The Chief of Cowichan Tribes is frustrated that the province is dragging its feet in awarding a cannabis license for the Costa Canna store in Village Green Mall.

When William Seymour met with the province back in March, he was told that when he was done with his screening application, the Cowichan Tribes application would be fast-tracked and the two and a half week timeline has turned into nearly eight weeks.

Seymour was asked to undergo screening again and he doesn’t understand why.

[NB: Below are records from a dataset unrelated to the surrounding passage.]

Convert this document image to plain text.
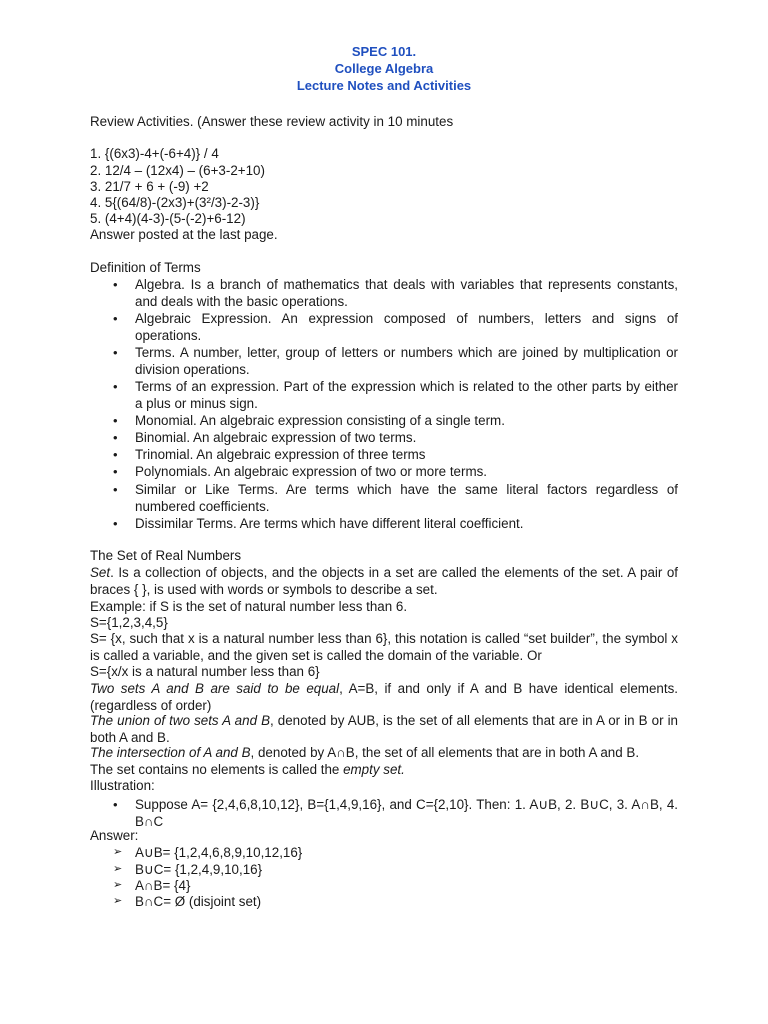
SPEC 101.
College Algebra
Lecture Notes and Activities
Review Activities. (Answer these review activity in 10 minutes
1. {(6x3)-4+(-6+4)} / 4
2. 12/4 – (12x4) – (6+3-2+10)
3. 21/7 + 6 + (-9) +2
4. 5{(64/8)-(2x3)+(3²/3)-2-3)}
5. (4+4)(4-3)-(5-(-2)+6-12)
Answer posted at the last page.
Definition of Terms
• Algebra. Is a branch of mathematics that deals with variables that represents constants, and deals with the basic operations.
• Algebraic Expression. An expression composed of numbers, letters and signs of operations.
• Terms. A number, letter, group of letters or numbers which are joined by multiplication or division operations.
• Terms of an expression. Part of the expression which is related to the other parts by either a plus or minus sign.
• Monomial. An algebraic expression consisting of a single term.
• Binomial. An algebraic expression of two terms.
• Trinomial. An algebraic expression of three terms
• Polynomials. An algebraic expression of two or more terms.
• Similar or Like Terms. Are terms which have the same literal factors regardless of numbered coefficients.
• Dissimilar Terms. Are terms which have different literal coefficient.
The Set of Real Numbers
Set. Is a collection of objects, and the objects in a set are called the elements of the set. A pair of braces { }, is used with words or symbols to describe a set.
Example: if S is the set of natural number less than 6.
S={1,2,3,4,5}
S= {x, such that x is a natural number less than 6}, this notation is called “set builder”, the symbol x is called a variable, and the given set is called the domain of the variable. Or
S={x/x is a natural number less than 6}
Two sets A and B are said to be equal, A=B, if and only if A and B have identical elements. (regardless of order)
The union of two sets A and B, denoted by AUB, is the set of all elements that are in A or in B or in both A and B.
The intersection of A and B, denoted by A∩B, the set of all elements that are in both A and B.
The set contains no elements is called the empty set.
Illustration:
• Suppose A= {2,4,6,8,10,12}, B={1,4,9,16}, and C={2,10}. Then: 1. A∪B, 2. B∪C, 3. A∩B, 4. B∩C
Answer:
➢ A∪B= {1,2,4,6,8,9,10,12,16}
➢ B∪C= {1,2,4,9,10,16}
➢ A∩B= {4}
➢ B∩C= Ø (disjoint set)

“If the province doesn’t have to go through a screening process because they’ve already been screened, why can’t I file into that category?” Seymour continues, “I’ve already been screened and I’ve already been approved, I should fall under that same category. Their answer is that they need to ensure that there are no criminal activities that are going to happen, but I’ve already done this, this is what baffles me.”

A number of BC communities have been approved to have provincially run pot shops, including Campbell River, Cranbrook, and Terrace.

Back in March, William Seymour said the Solicitor General told him that he needed to complete a screening application and after that, the province would fast-track the application.

He was given a two and a half week timeline and it’s been nearly six weeks since and he still doesn’t have a license.

It’s expected that the Costa Canna store will generate about $1.2 million dollars annually and the Cowichan Tribes council has already earmarked that money.

“Annually, we’re looking at about $1.2 million dollars that we could use and discussions have already started within Tribes [that] we’d like to start addressing our housing issues with that money,” said Seymour.

He has had conversations with Scott Fraser, Minister of Indigenous Relations and Reconciliation, asking the MLA to support First Nations groups, stating that if bands go through the process, they should be treated the same as the province, that wants to set up cannabis shops of their own.

Seymour went through a screening process when he started as a member of the Gaming Corporation Board.